ミルシエーラは俺の後ろ向きな笑いを否定してくれた。
「そんなことありません。だって、忠志様は勇者でいらっしゃいますから」
「実際、俺が何かしたか?」
「もちろんです。たとえば、あの……お、お待ちを……」
生真面目なミルシエーラが、額に指を当てて必死に考え始めてしまった。
いや、いいからそんな無理矢理フォローしなくても。むしろここまで絞り出せないところを、むざむざ見せつけられると、逆にへこむから。
「ま、魔王に対抗できるのは、忠志様だけなのです。他の誰にもできないことをしなさるのは、とてもすごいことではないですか!」
「ありがとうな。ま、今のままじゃ絶対に魔王は倒せないらしいが」
はは、と乾いた笑いが出てきた。
「あの、その、そうだ! 晩御飯にしましょう! もう空も暗くなってきましたし!」
「はは、そうだな」
誤魔化しが露骨すぎる。
「あの、それでは、お手伝いいただけますか?」
「もちろん。最善を尽くすよ」
下手な冗談にミルシエーラが失笑した。
置いてある食材は保存がききそうな根菜が中心で、ミルシエーラの発案で煮物にするらしい。
皮剥きだざく切りだと手伝ったが、俺がひとつ片付ける間にミルシエーラはみっつ終わらせてしまう。
ふふ、あんた、いい嫁になれるぜ……。
鍋に一通り入れてしまうと特にすることもない。主食がないと困るということでパンを発掘したミルシエーラは、さらに手早くきんぴらも作った。
俺はその横で、薪を定期的に放り込んで火力の調整をするだけ。
ミルシエーラは横から竈と薪を覗き込み、顎に指を当てた。
「んー。薪が足りないかもしれませんね。すみません、忠志様。たぶん裏に予備の薪があると思うので、取りに行ってもらえませんか?」
「分かった」
最後に薪を突っ込んで立ち上がる。
ミルシエーラが一人で薪と鍋の面倒を見ているのを背に、小屋を出る。
夜は暗い。
窓から漏れる屋内の灯りを頼りに、裏に薪割り場を見つけた。そこから積まれた薪を取る。

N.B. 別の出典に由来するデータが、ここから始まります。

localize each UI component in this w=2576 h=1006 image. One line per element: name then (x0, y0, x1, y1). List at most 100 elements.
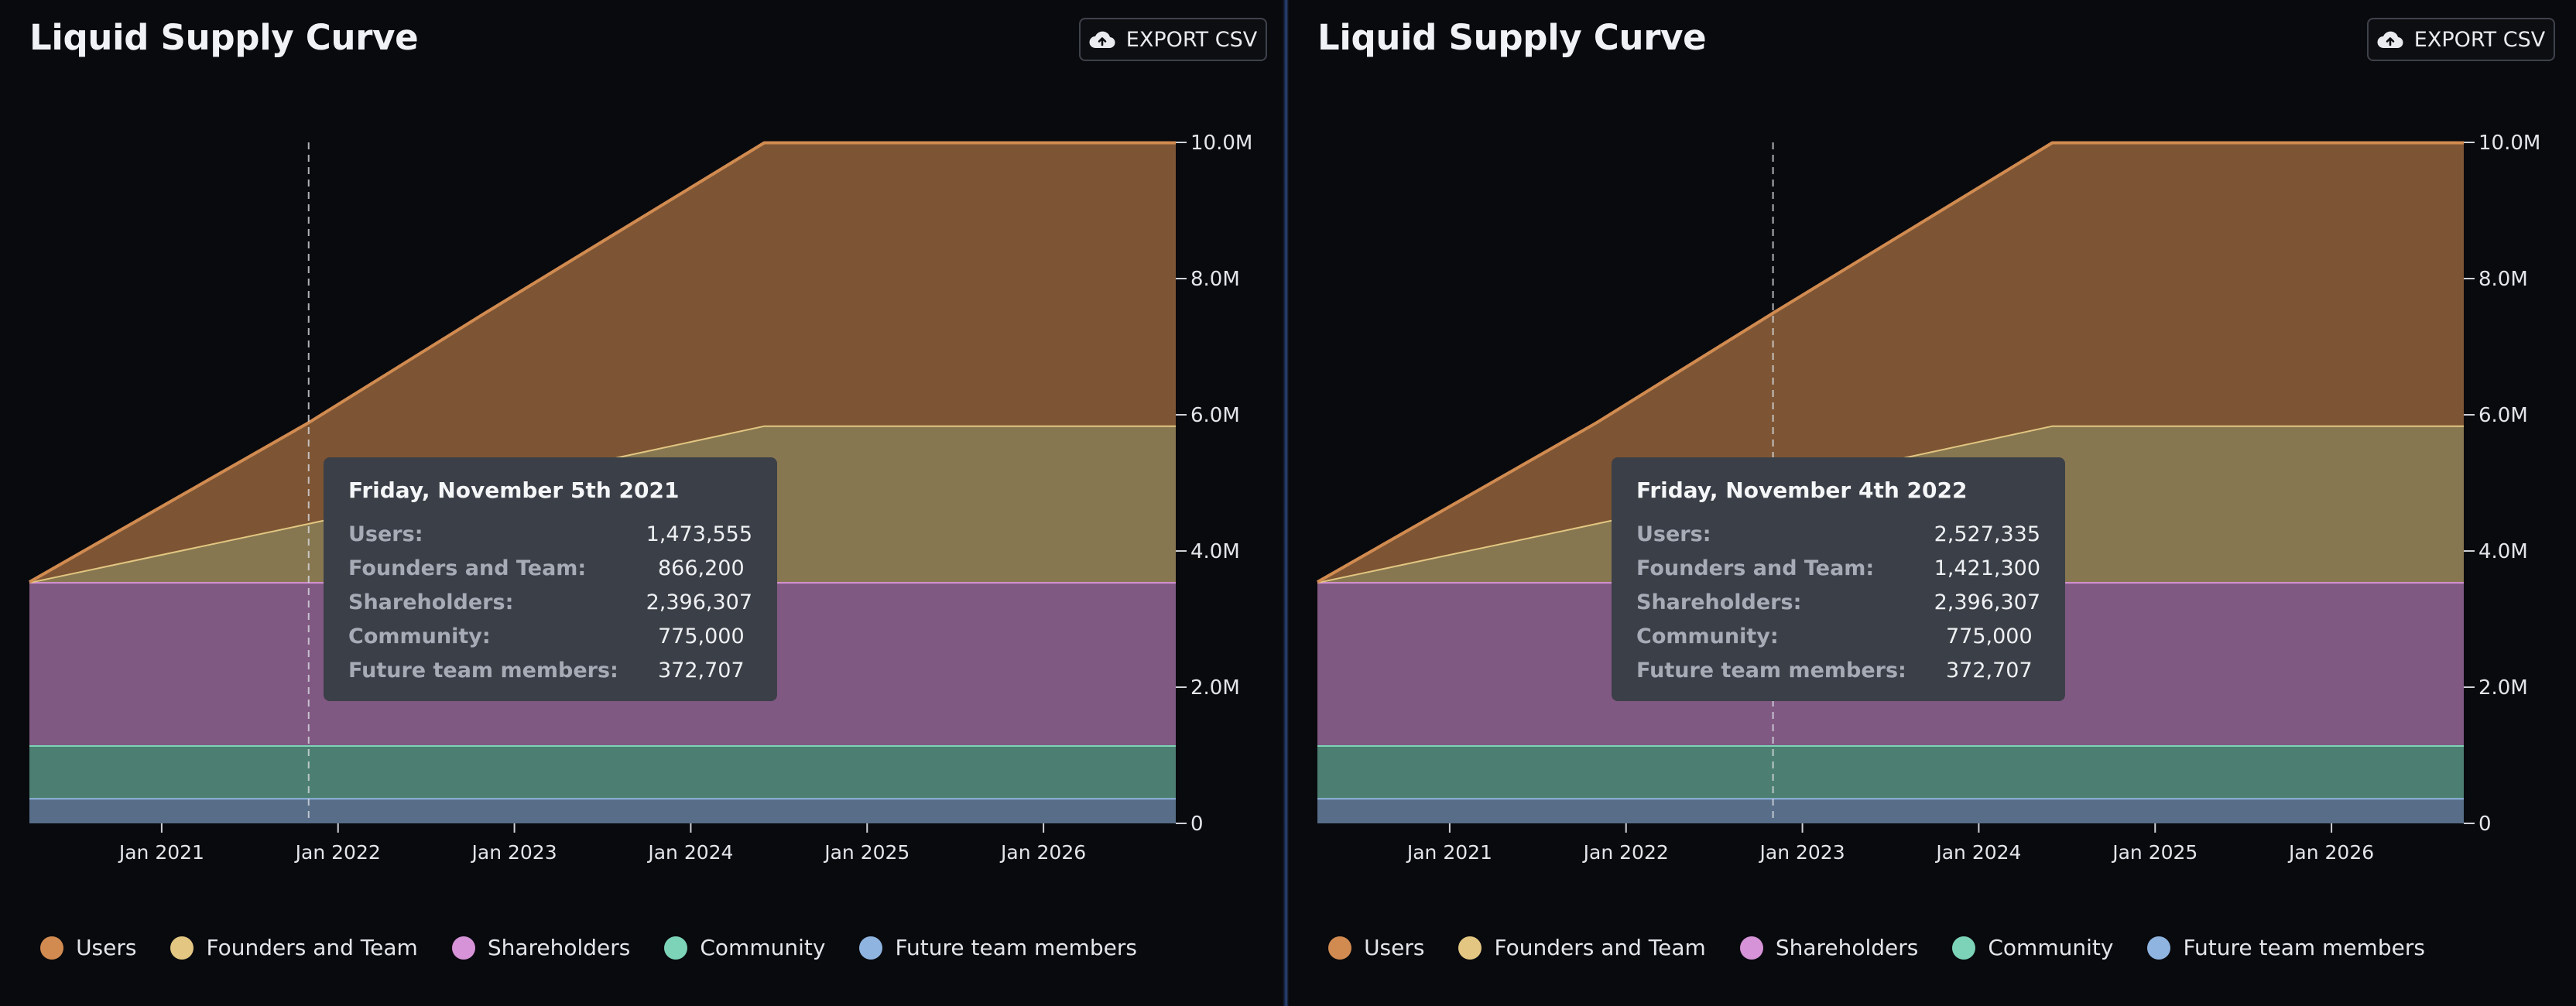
tooltip-label: Future team members: (1636, 658, 1906, 683)
x-tick-label: Jan 2025 (2111, 841, 2197, 864)
y-tick-label: 0 (1190, 813, 1204, 836)
tooltip-value: 2,396,307 (646, 590, 752, 614)
area-community (1317, 745, 2464, 799)
x-tick-label: Jan 2025 (823, 841, 909, 864)
chart-title: Liquid Supply Curve (1317, 17, 1707, 58)
legend-label: Users (76, 935, 137, 960)
y-tick-label: 2.0M (2478, 676, 2528, 700)
tooltip-value: 775,000 (1946, 624, 2033, 648)
cloud-upload-icon (1089, 31, 1115, 49)
legend-label: Community (1988, 935, 2114, 960)
chart-tooltip: Friday, November 4th 2022 Users: 2,527,33… (1612, 457, 2065, 701)
area-future-team-members (29, 798, 1176, 823)
tooltip-label: Users: (348, 522, 423, 546)
area-users (29, 142, 1176, 583)
legend-dot (1328, 936, 1352, 960)
tooltip-label: Founders and Team: (1636, 556, 1875, 580)
tooltip-value: 1,421,300 (1934, 556, 2040, 580)
area-community (29, 745, 1176, 799)
x-tick-label: Jan 2026 (999, 841, 1086, 864)
legend-label: Community (700, 935, 826, 960)
legend-dot (1458, 936, 1482, 960)
x-tick-label: Jan 2024 (646, 841, 733, 864)
x-tick-label: Jan 2022 (1582, 841, 1669, 864)
legend-item-future-team[interactable]: Future team members (859, 935, 1137, 960)
legend-label: Shareholders (487, 935, 631, 960)
tooltip-row-users: Users: 2,527,335 (1636, 517, 2040, 551)
cloud-upload-icon (2377, 31, 2403, 49)
legend-dot (2147, 936, 2171, 960)
x-tick-label: Jan 2026 (2287, 841, 2374, 864)
tooltip-label: Users: (1636, 522, 1711, 546)
legend-dot (451, 936, 475, 960)
legend-item-future-team[interactable]: Future team members (2147, 935, 2425, 960)
y-tick-label: 10.0M (2478, 132, 2540, 155)
tooltip-date: Friday, November 5th 2021 (348, 477, 680, 503)
tooltip-value: 2,396,307 (1934, 590, 2040, 614)
legend-item-founders[interactable]: Founders and Team (1458, 935, 1706, 960)
export-csv-button[interactable]: EXPORT CSV (1079, 18, 1267, 61)
legend-dot (170, 936, 194, 960)
tooltip-value: 866,200 (658, 556, 745, 580)
tooltip-row-community: Community: 775,000 (1636, 619, 2040, 653)
legend-dot (1739, 936, 1763, 960)
tooltip-row-shareholders: Shareholders: 2,396,307 (1636, 585, 2040, 619)
tooltip-row-shareholders: Shareholders: 2,396,307 (348, 585, 752, 619)
x-tick-label: Jan 2023 (471, 841, 557, 864)
tooltip-row-founders: Founders and Team: 866,200 (348, 551, 752, 585)
y-tick-label: 4.0M (2478, 540, 2528, 563)
legend-item-shareholders[interactable]: Shareholders (1739, 935, 1919, 960)
legend-item-community[interactable]: Community (664, 935, 825, 960)
supply-area-chart[interactable]: 0 2.0M 4.0M 6.0M 8.0M 10.0M Jan 2021 Jan 2022 Ja… (0, 0, 1288, 874)
legend-item-founders[interactable]: Founders and Team (170, 935, 418, 960)
tooltip-value: 372,707 (658, 658, 745, 683)
y-tick-label: 6.0M (1190, 404, 1240, 427)
legend-label: Users (1364, 935, 1425, 960)
tooltip-label: Shareholders: (1636, 590, 1802, 614)
legend-item-shareholders[interactable]: Shareholders (451, 935, 631, 960)
x-tick-label: Jan 2024 (1934, 841, 2021, 864)
legend-item-users[interactable]: Users (1328, 935, 1424, 960)
export-csv-button[interactable]: EXPORT CSV (2367, 18, 2555, 61)
legend-dot (664, 936, 688, 960)
chart-tooltip: Friday, November 5th 2021 Users: 1,473,55… (324, 457, 777, 701)
legend-item-users[interactable]: Users (40, 935, 136, 960)
y-tick-label: 8.0M (2478, 268, 2528, 291)
y-tick-label: 2.0M (1190, 676, 1240, 700)
legend-label: Future team members (895, 935, 1137, 960)
chart-panel-right: Liquid Supply Curve EXPORT CSV 0 2.0M 4.0M… (1288, 0, 2576, 1006)
supply-area-chart[interactable]: 0 2.0M 4.0M 6.0M 8.0M 10.0M Jan 2021 Jan 2022 Ja… (1288, 0, 2576, 874)
line-users (1317, 141, 2464, 583)
area-users (1317, 142, 2464, 583)
tooltip-label: Shareholders: (348, 590, 514, 614)
chart-title: Liquid Supply Curve (29, 17, 419, 58)
chart-panel-left: Liquid Supply Curve EXPORT CSV 0 2.0M 4.0M… (0, 0, 1288, 960)
tooltip-row-future-team: Future team members: 372,707 (348, 653, 752, 687)
tooltip-value: 1,473,555 (646, 522, 752, 546)
tooltip-label: Community: (348, 624, 491, 648)
tooltip-row-future-team: Future team members: 372,707 (1636, 653, 2040, 687)
export-csv-label: EXPORT CSV (2413, 27, 2546, 52)
tooltip-label: Future team members: (348, 658, 618, 683)
tooltip-value: 775,000 (658, 624, 745, 648)
tooltip-label: Founders and Team: (348, 556, 587, 580)
legend-label: Founders and Team (206, 935, 418, 960)
legend-label: Founders and Team (1494, 935, 1706, 960)
y-tick-label: 4.0M (1190, 540, 1240, 563)
export-csv-label: EXPORT CSV (1125, 27, 1258, 52)
tooltip-value: 2,527,335 (1934, 522, 2040, 546)
tooltip-value: 372,707 (1946, 658, 2033, 683)
y-tick-label: 10.0M (1190, 132, 1252, 155)
tooltip-row-founders: Founders and Team: 1,421,300 (1636, 551, 2040, 585)
legend-label: Shareholders (1775, 935, 1919, 960)
legend-label: Future team members (2183, 935, 2425, 960)
line-users (29, 141, 1176, 583)
chart-legend: Users Founders and Team Shareholders Com… (0, 935, 1177, 960)
y-tick-label: 0 (2478, 813, 2492, 836)
panel-divider (1283, 0, 1289, 1006)
y-tick-label: 6.0M (2478, 404, 2528, 427)
area-future-team-members (1317, 798, 2464, 823)
legend-item-community[interactable]: Community (1952, 935, 2113, 960)
legend-dot (40, 936, 64, 960)
x-tick-label: Jan 2021 (118, 841, 204, 864)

丸太のまま乾燥させているものも大量に積まれていた。あとで薪割りを手伝っておこうか。
「ん?」
そこに変に丸めて投げ込まれた布を見つけた。窓から捨てたような感じだ。
タオルかなにかだろう、と深く考えずにつまみ上げる。
なぜわざわざつまみ上げたかって、たまたま目に入って興味を引かれて、なおかつどこか見覚えのある刺繍があったからだ。
端的に言えば服だった。
それも男物の。
もっと言えばレテルの。
「わあお」
思わず呟いてしまった。
これはいったい、どういうことだろう。まさかレテルは、黒の魔女と関係があるのだろうか。
いや、関係があるって、もしかして、なにせ服が無造作に脱ぎ捨てられているのだし、そういう意味で、関係がある、という可能性もあるわけなのだが。
いやこれ、そうだとしたら、ミルシエーラさん……。
「どうしました?」
「なんでもございませんよ?!」
突然そのミルシエーラに声をかけられて、声が裏返った。
窓から顔を出した彼女は訝しげに俺を見ている。脇に抱えた薪と、そしてもう片方の手に掴み、検分するためにうまいこと広げられた、件の布を見た。
ハッとして背中に隠す。
ミルシエーラは目を丸くして、
「それ、レテル様の」
言いかけて口をつぐんだ。
足元に転がる、レテルの他の召し物を発見していた。
「忠志様」
「は、はい」
「それも、持ってきてくださいますか?」
めちゃめちゃ静かで落ち着いた声だった。
わかりました、とうなずくしかなかった。